We keep your personal data only for as long as necessary to fulfil the purposes for which it was collected, including:

• regulatory and legal retention periods
• audit requirements
• operational needs

We typically retain data for up to seven years after your account is closed or your application is withdrawn. In some cases, data may be retained longer where legally required.

11. Your Legal Rights

Under UK data protection law, you have the following rights:

• Right to be informed
• Right of access
• Right to rectification
• Right to erasure
• Right to restrict processing
• Right to object to processing
• Right to data portability
• Right to withdraw consent (where applicable)

You may exercise these rights by contacting us. We may ask for identification to ensure data is not disclosed to unauthorised individuals.

We aim to respond within one month. Complex or multiple requests may take longer, and we will keep you updated.

12. Changes to This Policy

We may update this Privacy Policy from time to time to reflect legal requirements, regulatory changes or operational developments.

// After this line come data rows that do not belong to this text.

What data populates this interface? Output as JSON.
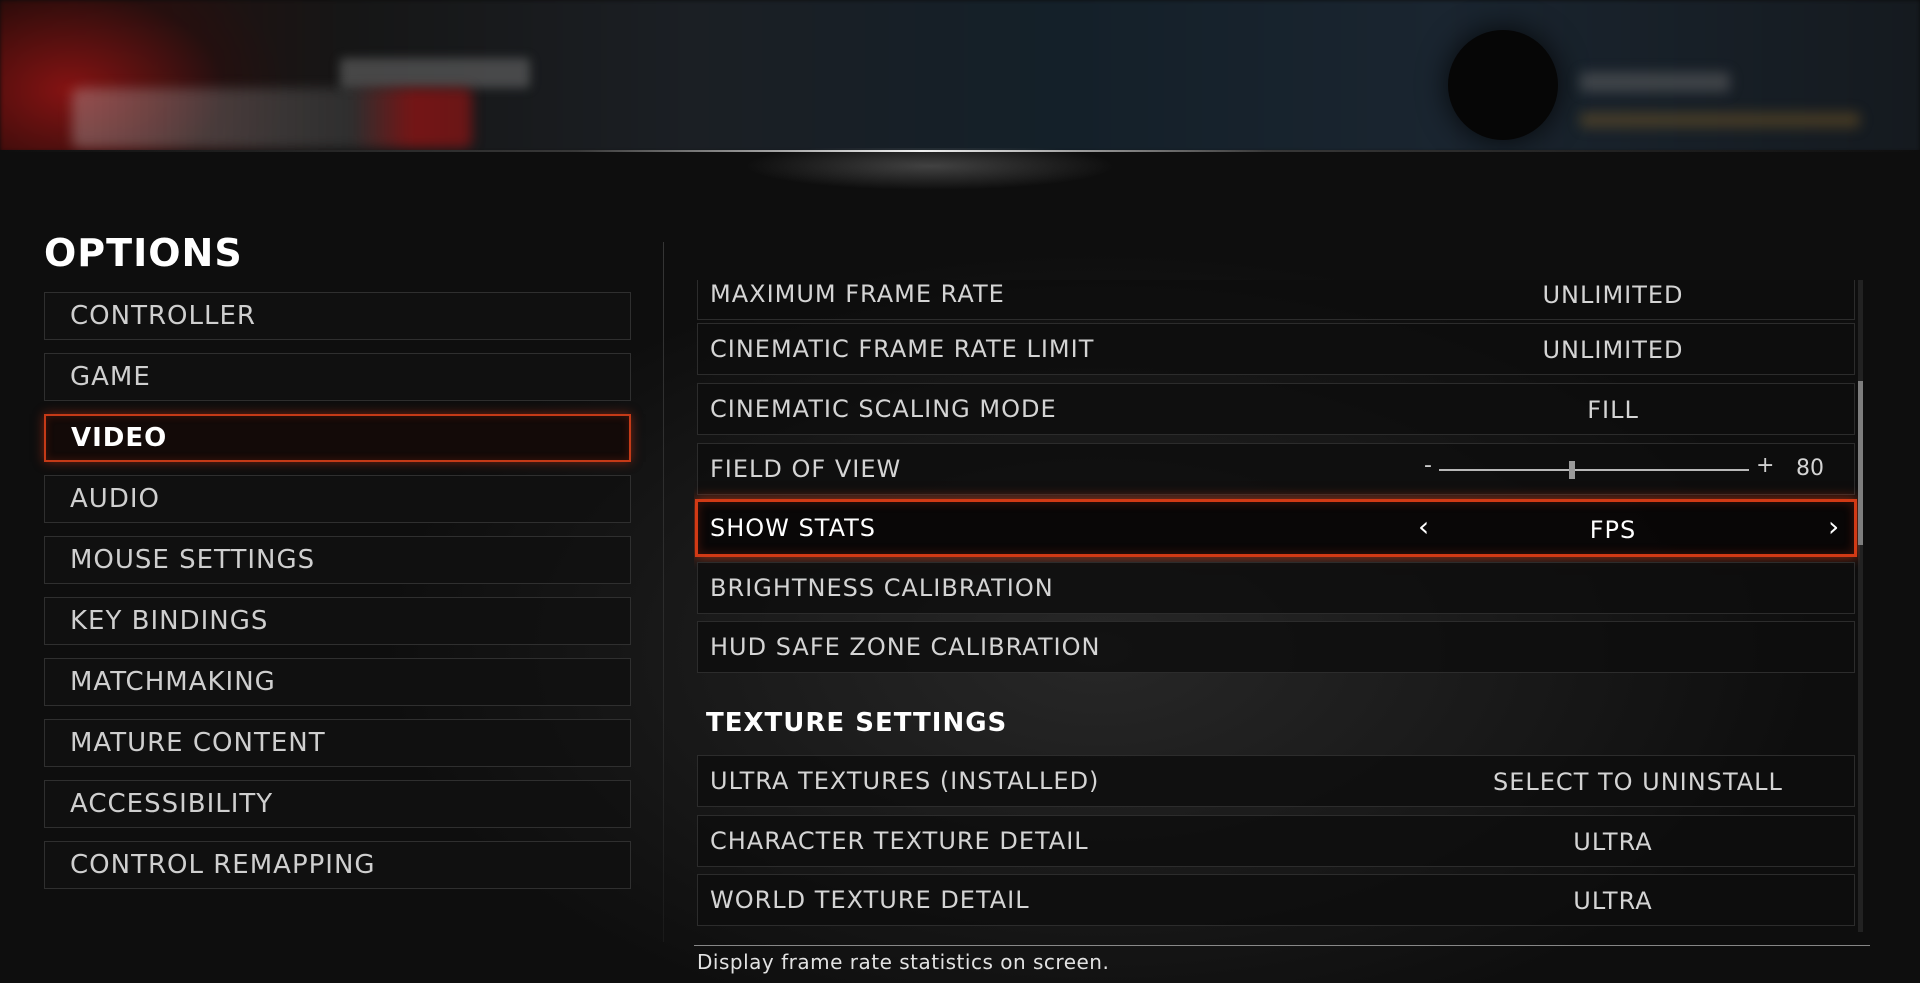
{
  "title": "OPTIONS",
  "nav": {
    "items": [
      {
        "label": "CONTROLLER"
      },
      {
        "label": "GAME"
      },
      {
        "label": "VIDEO",
        "active": true
      },
      {
        "label": "AUDIO"
      },
      {
        "label": "MOUSE SETTINGS"
      },
      {
        "label": "KEY BINDINGS"
      },
      {
        "label": "MATCHMAKING"
      },
      {
        "label": "MATURE CONTENT"
      },
      {
        "label": "ACCESSIBILITY"
      },
      {
        "label": "CONTROL REMAPPING"
      }
    ]
  },
  "settings": {
    "max_frame_rate": {
      "label": "MAXIMUM FRAME RATE",
      "value": "UNLIMITED"
    },
    "cinematic_frame_rate_limit": {
      "label": "CINEMATIC FRAME RATE LIMIT",
      "value": "UNLIMITED"
    },
    "cinematic_scaling_mode": {
      "label": "CINEMATIC SCALING MODE",
      "value": "FILL"
    },
    "field_of_view": {
      "label": "FIELD OF VIEW",
      "minus": "-",
      "plus": "+",
      "value": "80",
      "fraction": 0.43
    },
    "show_stats": {
      "label": "SHOW STATS",
      "value": "FPS",
      "left_arrow": "‹",
      "right_arrow": "›"
    },
    "brightness_calibration": {
      "label": "BRIGHTNESS CALIBRATION"
    },
    "hud_safe_zone_calibration": {
      "label": "HUD SAFE ZONE CALIBRATION"
    },
    "texture_section_title": "TEXTURE SETTINGS",
    "ultra_textures": {
      "label": "ULTRA TEXTURES (INSTALLED)",
      "value": "SELECT TO UNINSTALL"
    },
    "character_texture_detail": {
      "label": "CHARACTER TEXTURE DETAIL",
      "value": "ULTRA"
    },
    "world_texture_detail": {
      "label": "WORLD TEXTURE DETAIL",
      "value": "ULTRA"
    }
  },
  "description": "Display frame rate statistics on screen.",
  "colors": {
    "accent": "#d13a15",
    "text": "#d4d4d4",
    "background": "#101010"
  }
}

The most current version will always be available at mclfinance.com/privacy-policy.

13. Borrower Privacy Notice (Summary)

Where you apply for finance, your personal information may be shared with credit reference and fraud prevention agencies. They use it to support our credit decisions, prevent fraud and money laundering, verify identity, and assess your eligibility. If fraud is detected, you or associated parties may be refused certain services, finance or employment.

A full explanation of how your data is used is set out in this Privacy Policy, together with links to relevant CRA Information Notices. A paper copy can be provided upon request.